3. En la visión revolucionaria de Saint-Just se combinan tres factores, como ha sido observado por Abensour: heroísmo, terror e instituciones. El heroísmo es el espíritu revolucionario, de «excitación constante», que hace de Saint-Just el creador de la idea moderna de revolución permanente: «lo que no es nuevo en un tiempo de innovación es pernicioso», escribe en el famoso Rapport sur le gouvernement, del 10 de octubre de 1793. El dirigente jacobino se atreve incluso a hablar de un estado de «saludable anarquía» que debe preservar el nacimiento de la libertad del retorno de la esclavitud, usando así de modo completamente inédito el concepto de anarquía como sinónimo de emancipación.

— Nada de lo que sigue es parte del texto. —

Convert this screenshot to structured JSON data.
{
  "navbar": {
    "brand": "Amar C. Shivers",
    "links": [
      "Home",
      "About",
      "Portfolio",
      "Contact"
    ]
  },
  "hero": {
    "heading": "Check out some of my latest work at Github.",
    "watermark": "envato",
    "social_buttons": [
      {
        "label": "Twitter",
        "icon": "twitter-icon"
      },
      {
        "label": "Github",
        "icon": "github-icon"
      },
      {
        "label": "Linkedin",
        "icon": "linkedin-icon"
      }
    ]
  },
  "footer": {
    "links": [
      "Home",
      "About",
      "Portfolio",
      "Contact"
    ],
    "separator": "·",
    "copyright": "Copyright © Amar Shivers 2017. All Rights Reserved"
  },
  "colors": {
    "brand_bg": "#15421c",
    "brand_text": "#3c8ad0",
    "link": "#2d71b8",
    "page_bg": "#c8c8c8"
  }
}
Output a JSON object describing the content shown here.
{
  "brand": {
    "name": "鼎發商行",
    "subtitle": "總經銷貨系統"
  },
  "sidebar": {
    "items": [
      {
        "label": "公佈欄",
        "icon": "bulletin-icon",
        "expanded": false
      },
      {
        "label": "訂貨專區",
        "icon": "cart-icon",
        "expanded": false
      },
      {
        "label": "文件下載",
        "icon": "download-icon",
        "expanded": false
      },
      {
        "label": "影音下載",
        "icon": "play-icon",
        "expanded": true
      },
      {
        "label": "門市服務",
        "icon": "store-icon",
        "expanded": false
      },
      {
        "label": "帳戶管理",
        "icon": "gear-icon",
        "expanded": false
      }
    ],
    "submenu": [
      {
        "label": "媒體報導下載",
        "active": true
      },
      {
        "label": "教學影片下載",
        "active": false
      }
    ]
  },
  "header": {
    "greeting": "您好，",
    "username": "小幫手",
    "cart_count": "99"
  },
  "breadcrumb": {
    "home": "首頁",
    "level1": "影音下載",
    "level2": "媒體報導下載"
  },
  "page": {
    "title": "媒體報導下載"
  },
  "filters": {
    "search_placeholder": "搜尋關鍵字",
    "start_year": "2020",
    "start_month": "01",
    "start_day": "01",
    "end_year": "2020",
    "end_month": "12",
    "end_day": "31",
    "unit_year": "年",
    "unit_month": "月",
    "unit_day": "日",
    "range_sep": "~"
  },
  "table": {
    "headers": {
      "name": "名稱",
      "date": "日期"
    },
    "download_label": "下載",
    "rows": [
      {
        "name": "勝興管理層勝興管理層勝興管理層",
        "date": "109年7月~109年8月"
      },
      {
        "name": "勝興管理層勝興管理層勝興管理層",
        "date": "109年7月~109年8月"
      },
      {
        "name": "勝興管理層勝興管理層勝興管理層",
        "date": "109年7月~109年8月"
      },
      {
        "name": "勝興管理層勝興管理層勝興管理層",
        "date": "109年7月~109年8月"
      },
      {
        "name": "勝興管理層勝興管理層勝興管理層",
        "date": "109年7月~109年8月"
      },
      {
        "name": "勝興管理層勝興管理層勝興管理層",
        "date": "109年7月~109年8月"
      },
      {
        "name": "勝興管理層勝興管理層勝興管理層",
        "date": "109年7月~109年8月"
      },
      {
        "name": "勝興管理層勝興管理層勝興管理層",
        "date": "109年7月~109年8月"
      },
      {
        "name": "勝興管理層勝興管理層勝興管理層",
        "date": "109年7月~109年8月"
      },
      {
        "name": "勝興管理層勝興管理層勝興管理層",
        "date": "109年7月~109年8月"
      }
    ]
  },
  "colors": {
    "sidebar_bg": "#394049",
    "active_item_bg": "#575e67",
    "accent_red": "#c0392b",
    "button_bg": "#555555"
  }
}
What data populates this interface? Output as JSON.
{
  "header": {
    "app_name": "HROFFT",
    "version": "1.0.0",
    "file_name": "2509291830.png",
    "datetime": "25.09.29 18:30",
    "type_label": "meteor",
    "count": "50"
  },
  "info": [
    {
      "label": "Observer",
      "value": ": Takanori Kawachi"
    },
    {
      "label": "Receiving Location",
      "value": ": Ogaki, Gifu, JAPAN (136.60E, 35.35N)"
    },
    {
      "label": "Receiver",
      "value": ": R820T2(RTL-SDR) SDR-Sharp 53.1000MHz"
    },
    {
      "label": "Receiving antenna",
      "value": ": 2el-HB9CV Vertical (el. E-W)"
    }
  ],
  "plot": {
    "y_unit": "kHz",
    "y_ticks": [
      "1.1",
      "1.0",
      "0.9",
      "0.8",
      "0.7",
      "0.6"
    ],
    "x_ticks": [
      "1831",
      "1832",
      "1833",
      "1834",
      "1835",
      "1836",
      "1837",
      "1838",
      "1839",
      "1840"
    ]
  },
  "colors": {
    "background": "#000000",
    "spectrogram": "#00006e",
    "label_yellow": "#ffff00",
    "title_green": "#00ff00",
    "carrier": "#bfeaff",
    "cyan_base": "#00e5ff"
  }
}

    El terror es el instrumento necesario para defender la república del desorden y exorcizar la división, sofocando a los enemigos del orden revolucionario. Tiene el defecto de secar los recursos del ímpetu popular que nutren el heroísmo y consolidan la virtud republicana. Luego están las instituciones, la Constitución que pone fin a la saludable anarquía y confiere una estructura estable al ejercicio de la virtud a través de la ley. Este es el punto central, la Virtud, alrededor del cual la teoría de la institución revolucionaria gira. La Gran Revolución representa un pasaje en el que el flujo disolvente del capitalismo destruye los precedentes vínculos entre los hombres pero es aún incapaz de construir otros: por esto debe ponerse como constituyente e instituyente, apuntando a establecer la virtud del ciudadano en cuanto modelo normativo y horizonte de valor, verdadero tipo de hombre sobre el que la representación de la comunidad pueda sostenerse. Antes de poder liberarse de esta unidad de justificación la civilización capitalista deberá llegar a su dominación real. Por esto encontramos en Saint-Just tanto el germen moderno de la revolución indefinida y del proceso puro, sin sujeto y sin fin, como la idea del orden como representación.

    Y es específicamente por estas razones que la revolución, en cuanto tal, se mide con el terreno de lo que es global, de la solución general, con una temporalidad que es también la de la conservación y de la duración. No me atrevo a decir que la revolución debe poner un absoluto, o como sostiene Arendt que revolución y constitución están inevitablemente asociados, pero ciertamente la dimensión del gesto revolucionario no puede ser la del acto puntual, de la inmediatez y de la experiencia fragmentaria, desordenada. La cuestión es en cambio la de disolver o cortar el nudo de la fundación, el círculo vicioso entre emergencia de lo nuevo y conservación – que ha sido codificado también como círculo entre lo constituyente y lo constituido. Este singular siempre se ha resuelto o con un operador de justificación universal, o con una constitución de las formas institucionales. Pensar una duración que no sea constituyente, que no construya un universal. Pero pensar una duración.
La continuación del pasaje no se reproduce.